Columbia's astronauts set a spacewalking record for a single shuttle mission: 35 hours and 55 minutes. It surpassed, by 29 minutes, the 1993 record held by the first Hubble repair team.

One last servicing mission is planned in 2004. Then Hubble will keep surveying the heavens until 2010, when a shuttle is slated to retrieve it and bring it back to Earth.
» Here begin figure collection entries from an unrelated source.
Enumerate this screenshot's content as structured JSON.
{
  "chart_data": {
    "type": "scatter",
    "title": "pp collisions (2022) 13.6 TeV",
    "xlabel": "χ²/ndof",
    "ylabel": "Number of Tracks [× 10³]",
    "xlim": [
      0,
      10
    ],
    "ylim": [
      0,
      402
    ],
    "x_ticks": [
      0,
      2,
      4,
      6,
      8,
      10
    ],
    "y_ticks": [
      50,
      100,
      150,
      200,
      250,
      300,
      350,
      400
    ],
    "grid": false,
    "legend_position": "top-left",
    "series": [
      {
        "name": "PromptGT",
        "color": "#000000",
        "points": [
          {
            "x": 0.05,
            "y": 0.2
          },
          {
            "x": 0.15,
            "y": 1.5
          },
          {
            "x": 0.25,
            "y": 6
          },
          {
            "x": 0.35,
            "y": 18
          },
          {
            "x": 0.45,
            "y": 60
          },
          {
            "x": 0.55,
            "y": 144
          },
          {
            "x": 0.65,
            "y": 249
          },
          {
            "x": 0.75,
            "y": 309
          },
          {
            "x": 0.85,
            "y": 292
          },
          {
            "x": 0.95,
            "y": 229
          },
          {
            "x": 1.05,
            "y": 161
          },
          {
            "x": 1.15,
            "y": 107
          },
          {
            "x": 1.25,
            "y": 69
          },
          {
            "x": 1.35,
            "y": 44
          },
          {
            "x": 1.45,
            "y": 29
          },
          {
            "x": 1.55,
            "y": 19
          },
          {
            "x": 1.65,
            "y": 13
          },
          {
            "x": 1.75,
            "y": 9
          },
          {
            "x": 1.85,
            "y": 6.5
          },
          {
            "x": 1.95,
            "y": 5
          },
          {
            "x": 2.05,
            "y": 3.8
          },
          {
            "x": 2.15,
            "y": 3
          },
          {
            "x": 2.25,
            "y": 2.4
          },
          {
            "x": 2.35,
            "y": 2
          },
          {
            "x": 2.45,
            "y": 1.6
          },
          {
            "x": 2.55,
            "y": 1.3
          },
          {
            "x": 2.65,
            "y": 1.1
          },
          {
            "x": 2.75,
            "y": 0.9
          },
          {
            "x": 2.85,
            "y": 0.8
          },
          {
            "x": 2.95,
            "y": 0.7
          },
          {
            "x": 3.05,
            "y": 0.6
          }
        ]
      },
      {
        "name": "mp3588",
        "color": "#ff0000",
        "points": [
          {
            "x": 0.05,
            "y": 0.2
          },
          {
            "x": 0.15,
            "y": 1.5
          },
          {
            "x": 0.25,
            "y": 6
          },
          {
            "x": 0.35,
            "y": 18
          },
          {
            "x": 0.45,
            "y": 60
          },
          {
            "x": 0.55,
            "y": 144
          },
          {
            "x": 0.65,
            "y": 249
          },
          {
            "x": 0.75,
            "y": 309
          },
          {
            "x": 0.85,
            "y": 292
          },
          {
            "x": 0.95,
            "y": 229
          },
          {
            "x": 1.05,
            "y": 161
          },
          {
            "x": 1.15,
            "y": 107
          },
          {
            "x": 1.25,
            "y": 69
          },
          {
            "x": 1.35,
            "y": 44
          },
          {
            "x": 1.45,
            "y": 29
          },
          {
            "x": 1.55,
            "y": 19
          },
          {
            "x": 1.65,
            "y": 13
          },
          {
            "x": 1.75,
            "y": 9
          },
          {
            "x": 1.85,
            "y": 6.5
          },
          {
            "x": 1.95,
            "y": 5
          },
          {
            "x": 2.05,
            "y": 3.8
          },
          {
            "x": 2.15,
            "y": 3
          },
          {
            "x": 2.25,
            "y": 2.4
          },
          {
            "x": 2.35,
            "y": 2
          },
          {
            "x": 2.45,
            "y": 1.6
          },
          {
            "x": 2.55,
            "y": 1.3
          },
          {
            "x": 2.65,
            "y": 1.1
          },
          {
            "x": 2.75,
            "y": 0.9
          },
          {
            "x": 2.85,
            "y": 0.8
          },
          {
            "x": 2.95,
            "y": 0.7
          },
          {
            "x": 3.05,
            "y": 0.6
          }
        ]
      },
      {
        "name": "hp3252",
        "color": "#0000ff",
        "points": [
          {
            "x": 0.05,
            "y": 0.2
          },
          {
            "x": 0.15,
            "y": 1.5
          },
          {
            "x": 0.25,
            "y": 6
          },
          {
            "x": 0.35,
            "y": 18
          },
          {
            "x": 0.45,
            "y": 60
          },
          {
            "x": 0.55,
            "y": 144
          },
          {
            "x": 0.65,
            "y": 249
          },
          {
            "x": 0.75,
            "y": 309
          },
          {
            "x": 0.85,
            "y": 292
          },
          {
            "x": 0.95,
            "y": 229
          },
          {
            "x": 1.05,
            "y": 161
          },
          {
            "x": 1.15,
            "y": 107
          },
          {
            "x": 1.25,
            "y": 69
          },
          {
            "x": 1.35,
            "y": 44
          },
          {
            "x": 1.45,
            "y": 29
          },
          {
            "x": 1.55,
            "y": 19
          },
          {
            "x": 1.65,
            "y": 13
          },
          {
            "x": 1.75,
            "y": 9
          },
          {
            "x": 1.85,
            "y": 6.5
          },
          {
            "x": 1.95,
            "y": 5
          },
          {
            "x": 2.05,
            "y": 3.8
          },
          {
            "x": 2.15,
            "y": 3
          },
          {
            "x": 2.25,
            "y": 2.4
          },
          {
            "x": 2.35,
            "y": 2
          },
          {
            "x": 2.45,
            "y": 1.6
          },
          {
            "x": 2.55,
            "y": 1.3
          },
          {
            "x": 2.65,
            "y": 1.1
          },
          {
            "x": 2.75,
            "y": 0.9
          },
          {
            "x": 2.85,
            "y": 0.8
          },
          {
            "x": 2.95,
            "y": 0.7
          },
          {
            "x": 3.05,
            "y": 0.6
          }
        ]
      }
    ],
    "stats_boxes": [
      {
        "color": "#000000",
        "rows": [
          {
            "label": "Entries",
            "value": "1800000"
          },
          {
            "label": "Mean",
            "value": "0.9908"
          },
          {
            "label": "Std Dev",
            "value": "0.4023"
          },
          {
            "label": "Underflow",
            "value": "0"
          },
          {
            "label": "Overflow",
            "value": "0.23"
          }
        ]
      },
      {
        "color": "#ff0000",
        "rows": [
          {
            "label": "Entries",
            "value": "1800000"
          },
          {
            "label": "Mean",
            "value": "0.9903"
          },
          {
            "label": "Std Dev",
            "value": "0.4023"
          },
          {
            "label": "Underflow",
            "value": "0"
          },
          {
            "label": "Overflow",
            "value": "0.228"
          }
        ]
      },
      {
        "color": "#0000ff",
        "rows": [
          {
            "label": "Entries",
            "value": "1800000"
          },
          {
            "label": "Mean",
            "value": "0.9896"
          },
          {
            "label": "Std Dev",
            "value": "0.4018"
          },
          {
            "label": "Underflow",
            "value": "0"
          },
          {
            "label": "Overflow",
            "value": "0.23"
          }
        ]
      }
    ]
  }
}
NASA hopes to display the telescope in the Smithsonian Institution's National Air and Space Museum.

Hubble's successor, the Next Generation Space Telescope, is scheduled for launch in 2009.
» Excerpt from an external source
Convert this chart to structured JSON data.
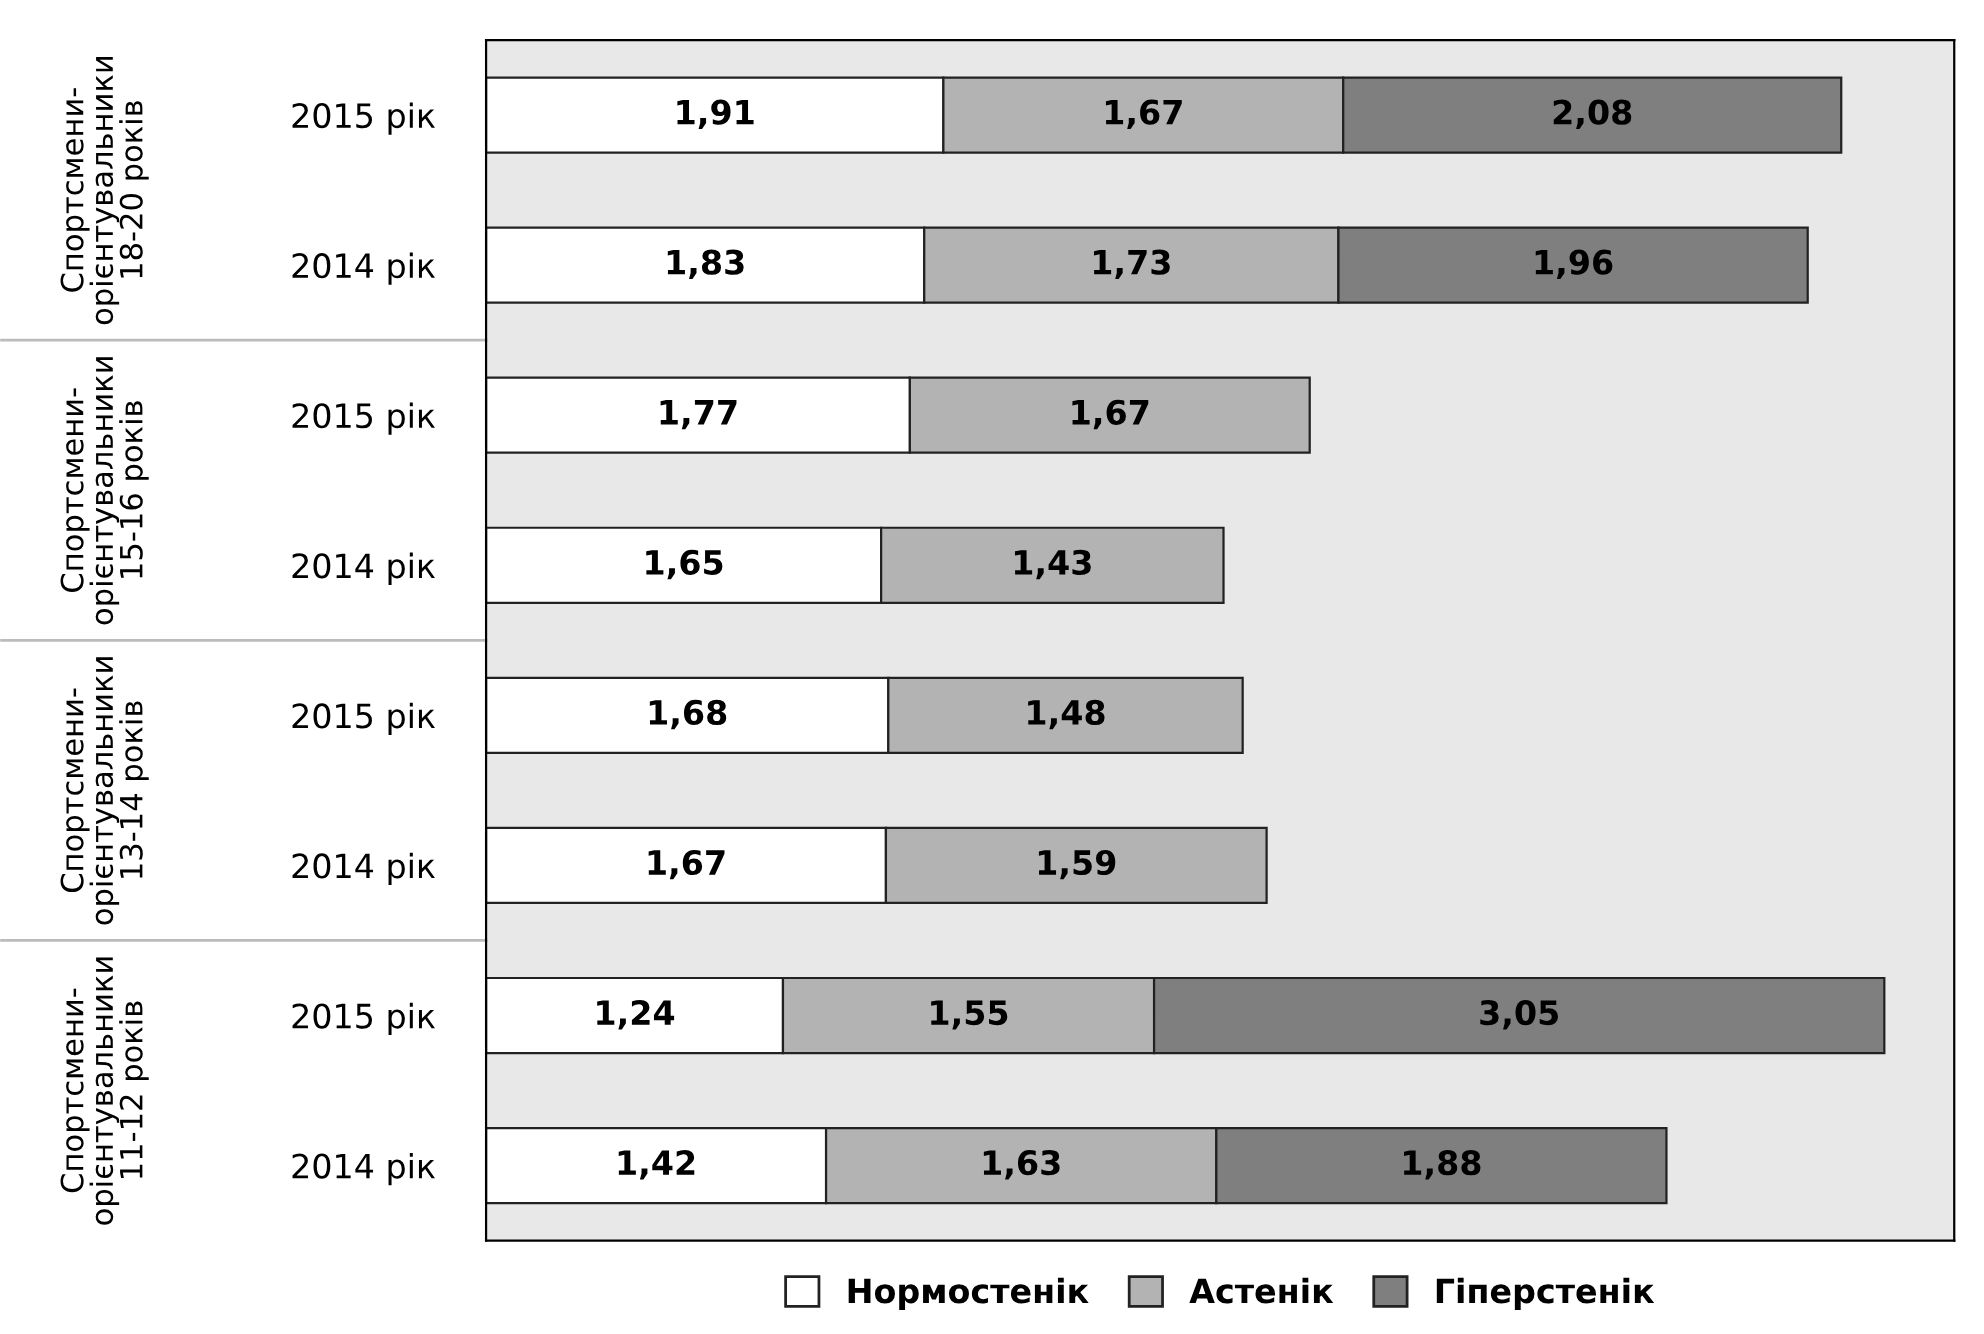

But the current version is proving wildly popular among scientists, Harwood reports.

In recent months, the Space Telescope Science Institute has been flooded with eight times as many observing proposals from scientists as the
telescope can accommodate.

"Every year we look at a metric, a way of quantifying how the space science programs of NASA hold up in the whole world of science, all areas of science," said Hubble project scientist David Leckrone.

AAnd by this metric, Hubble is the most productive space mission, science mission, and has had the highest impact of all NASA science missions in the history of this agency.

"Without the servicing that we've done and the refurbishment and the upgrades of the technology on Hubble that we've done, this would not continue to be the case," Leckrone said. "But it does continue to be the case, year after year. The current demand for the use of Hubble by astronomers all around the world exceeds our ability to satisfy that demand by a factor of eight.

"This factor of eight is a record, it's the highest it's ever been for Hubble and I attribute that to the eager anticipation the community has for using the Advanced Camera for Surveys. We can just hardly wait to get our hands on it."

Leckrone said Hubble's data output today, with its upgraded instruments and improved data management techniques, is 20 times higher than it was when the telescope was launched in 1990.